Natural law theory, at its essence, is not far removed, conceptually at least, from Plato’s theory of forms. According to Plato, only the philosopher kings are equipped and trained intellectually to comprehend the true forms as opposed to the sensible forms that are readily understandable in the phenomenal world. These philosopher kings can grasp the Form of the Good, for instance, which is the fountainhead from which flow all true forms, including knowledge, truth, and beauty. But how are we to know who these philosopher kings are? How are we to distinguish them from charlatans? And why should the polis uncritically accept the supposedly sound judgments and determinations of those who cannot prove to us their purportedly superior faculties?
There is no ideal city, no Platonic Utopia, nor even a realm approaching the character of Magnesia. Plato’s communistic fantasies have never been achieved, and the disenchantment one senses in The Laws differs markedly from the tone and confidence exuded in The Republic. It is as if Plato, having aged, realized the dreaminess of his younger vision in The Republic and wished to correct the record, even though he did not go far enough. At least in The Laws he acknowledged that the first principle of politics is to attain peace; the absence of military conflict ought to be the chief aim of the legislator; judges are another matter.
Plato seems to have continued to admire tyranny, despite his criticism of tyrants in The Laws, for elsewhere in that work he discusses how leaders ought to create an obedient disposition among the citizens. Commonplace though that proposition may sound, it suggests that the State and its politicians should condition citizens to act for the good of the State. The problem is that the State is made up of those who live off the citizens, so unchecked obedience to the State means that the citizens ensure their perpetual subordination to those who exploit citizen labor. It is little wonder that the Platonic State devotes itself to educating the young, for the State must guarantee that there are future generations of uncritical followers to take advantage of.
This is not to suggest that Plato’s works are without truth, only that they are underdeveloped and often misguided. Aristotle seems to have thought so, too. The free polis is a multifaceted collection of networks bound together by the voluntary acts of free agents whose rules of habit and exchange exist separately from legislative fiat.
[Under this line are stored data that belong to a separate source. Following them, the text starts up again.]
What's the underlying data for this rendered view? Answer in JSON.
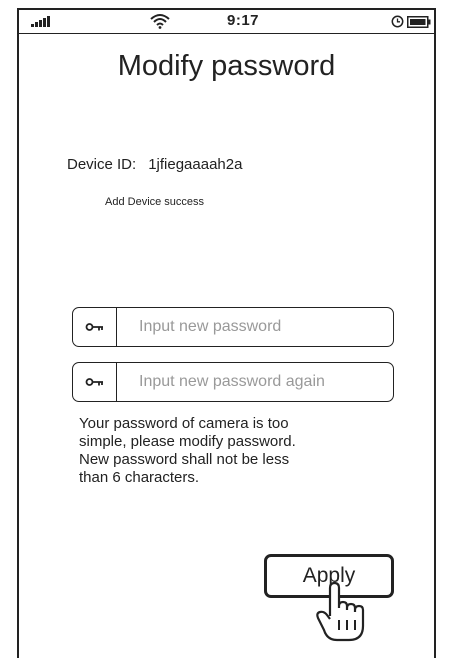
{
  "status_bar": {
    "time": "9:17",
    "icons": [
      "signal-icon",
      "wifi-icon",
      "alarm-icon",
      "battery-icon"
    ]
  },
  "title": "Modify password",
  "device": {
    "label": "Device ID:",
    "value": "1jfiegaaaah2a"
  },
  "success_message": "Add Device success",
  "fields": {
    "new_password": {
      "placeholder": "Input new password",
      "value": "",
      "icon": "key-icon"
    },
    "confirm_password": {
      "placeholder": "Input new password again",
      "value": "",
      "icon": "key-icon"
    }
  },
  "hint": {
    "lines": [
      "Your password of camera is too",
      "simple, please modify password.",
      "New password shall not be less",
      "than 6 characters."
    ]
  },
  "apply_label": "Apply"
}
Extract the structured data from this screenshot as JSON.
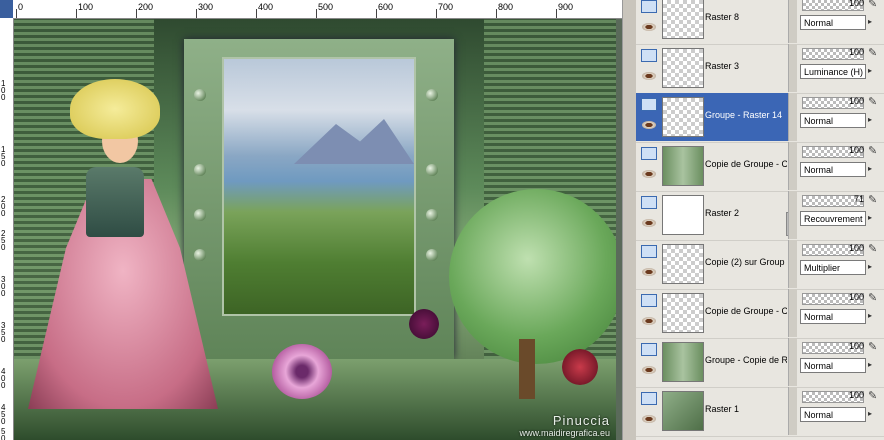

 Aristotle himself recognizes that Plato lacks a proper understanding of unity because Plato treats it in terms of property ownership because it is contracted by experience. “[A]though there is a sense in which property ought to be common,” says Aristotle, “it should in general be private. When everyone has his own separate sphere of interest, there will not be the same ground for quarrels; and they will make more effort, because each man will feel that he is applying himself to what is his own.” Aristotle, The Politics (Translated by Ernest Barker; Revised with an Introduction by R. F. Stanley). Oxford and New York: Oxford University Press, 1995. P. 47.